Think BEFORE you react. There's not much else to say,

Stay safe,


Posted by:

22 Jan 2022

Biggest scam call of all: politicians asking for contributions. Years ago I offered to contribute a kick in the butt. The caller asked if I was threatening the congressman. I replied that no, I felt that he needed a kick in the butt and I was willing to provide it. No more calls from that clown.

Posted by:

Peter Oh
22 Jan 2022

Really Bob? Truecaller? The download is an .apk file whatever that is. Not even sure now it it's suitable for a W10 desktop. It took more time farting around with this than reading your article. Please be a bit more thorough when recommending such weird SW.

EDITOR'S NOTE: Truecaller is an app for Android and iPhone. It's recommended that you get it from Google Play or Apple Store, which will install it automatically.

Posted by:

22 Jan 2022

I use magicJack on my home phone. It plugs into your router and phone calls go across your internet connection, just like your phone service with your cable provider, etc.

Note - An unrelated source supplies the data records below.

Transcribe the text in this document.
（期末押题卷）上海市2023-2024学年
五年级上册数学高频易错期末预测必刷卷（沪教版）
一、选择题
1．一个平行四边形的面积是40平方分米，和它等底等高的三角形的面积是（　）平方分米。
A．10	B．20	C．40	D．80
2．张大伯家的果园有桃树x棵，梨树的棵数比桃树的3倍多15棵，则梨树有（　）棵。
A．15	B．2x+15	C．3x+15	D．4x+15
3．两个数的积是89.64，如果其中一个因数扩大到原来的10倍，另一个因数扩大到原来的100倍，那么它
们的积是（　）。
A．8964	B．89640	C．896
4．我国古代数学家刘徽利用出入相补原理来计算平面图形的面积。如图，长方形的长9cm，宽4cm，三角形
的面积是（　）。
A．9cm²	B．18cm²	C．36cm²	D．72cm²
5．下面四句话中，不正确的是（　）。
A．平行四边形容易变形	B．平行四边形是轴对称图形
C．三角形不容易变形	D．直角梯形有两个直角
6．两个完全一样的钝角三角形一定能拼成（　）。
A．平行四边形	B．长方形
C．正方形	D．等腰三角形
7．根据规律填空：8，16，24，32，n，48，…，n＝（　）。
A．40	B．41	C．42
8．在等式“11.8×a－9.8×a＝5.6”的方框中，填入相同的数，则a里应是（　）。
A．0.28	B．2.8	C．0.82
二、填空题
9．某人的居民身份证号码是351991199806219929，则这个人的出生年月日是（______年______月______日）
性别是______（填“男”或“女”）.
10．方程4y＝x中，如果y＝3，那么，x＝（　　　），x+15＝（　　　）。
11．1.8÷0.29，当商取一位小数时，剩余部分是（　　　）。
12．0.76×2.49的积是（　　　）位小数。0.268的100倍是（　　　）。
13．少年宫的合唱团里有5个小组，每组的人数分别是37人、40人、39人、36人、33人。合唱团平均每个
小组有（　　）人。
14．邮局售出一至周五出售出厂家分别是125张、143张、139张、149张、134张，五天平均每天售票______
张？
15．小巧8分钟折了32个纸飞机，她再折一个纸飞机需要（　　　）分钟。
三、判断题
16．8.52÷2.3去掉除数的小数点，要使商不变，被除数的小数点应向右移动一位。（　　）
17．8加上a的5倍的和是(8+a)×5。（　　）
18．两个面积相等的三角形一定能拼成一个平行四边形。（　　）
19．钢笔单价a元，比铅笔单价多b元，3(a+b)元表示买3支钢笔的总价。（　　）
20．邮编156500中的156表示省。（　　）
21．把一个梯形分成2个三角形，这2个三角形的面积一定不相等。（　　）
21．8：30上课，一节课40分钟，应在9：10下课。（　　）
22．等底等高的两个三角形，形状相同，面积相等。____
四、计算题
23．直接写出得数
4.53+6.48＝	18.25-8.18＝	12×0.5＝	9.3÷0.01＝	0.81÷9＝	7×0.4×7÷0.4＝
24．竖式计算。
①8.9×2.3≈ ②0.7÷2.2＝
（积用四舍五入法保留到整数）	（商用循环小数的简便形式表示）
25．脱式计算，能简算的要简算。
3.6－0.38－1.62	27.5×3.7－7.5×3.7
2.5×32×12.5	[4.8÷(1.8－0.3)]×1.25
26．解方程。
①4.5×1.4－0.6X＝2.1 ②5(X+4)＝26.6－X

With the Automated Call Screening option turned on, and I quote from their help file:

"the caller will be asked to dial a random one digit number. When calls come from an automated service, it is unlikely the service will provide the requested digit and the call will be disconnected. However, if the caller does push the requested digit within the 12 second window, the call will ring normally on your magicJack phone(s)."

I haven't had a bad call in the three years that I have been using this. When my house phone rings, I know that there is a human on the line that I want to talk to. That has been the case virtually 100% of the time. The exception has been local election time. The local election teams are real people calling, so they press the requested digit to get through. In the three years, that has amounted to less than 10 calls!

Posted by:

24 Jan 2022

Tim, thanks for the heads up on that Automated Call Screening with MagicJack. I've used MagicJack for many years and did not know that feature even existed. I have activated it for both my home and business MagicJack numbers. I have been getting a lot of calls on my home phone which only accepts messages (recorded) and most of the time (99%), no one leaves a message. This will eliminate the calls from coming through at all.

On my cell phone, I use the Google call screening service which asks the caller to say their name and what they are calling about which is presented on my phone as a transcript in real time. Again, most of the callers just hang up but I answer legitimate calls when appropriate.

I am now covered on all 3 phone numbers. Life is good!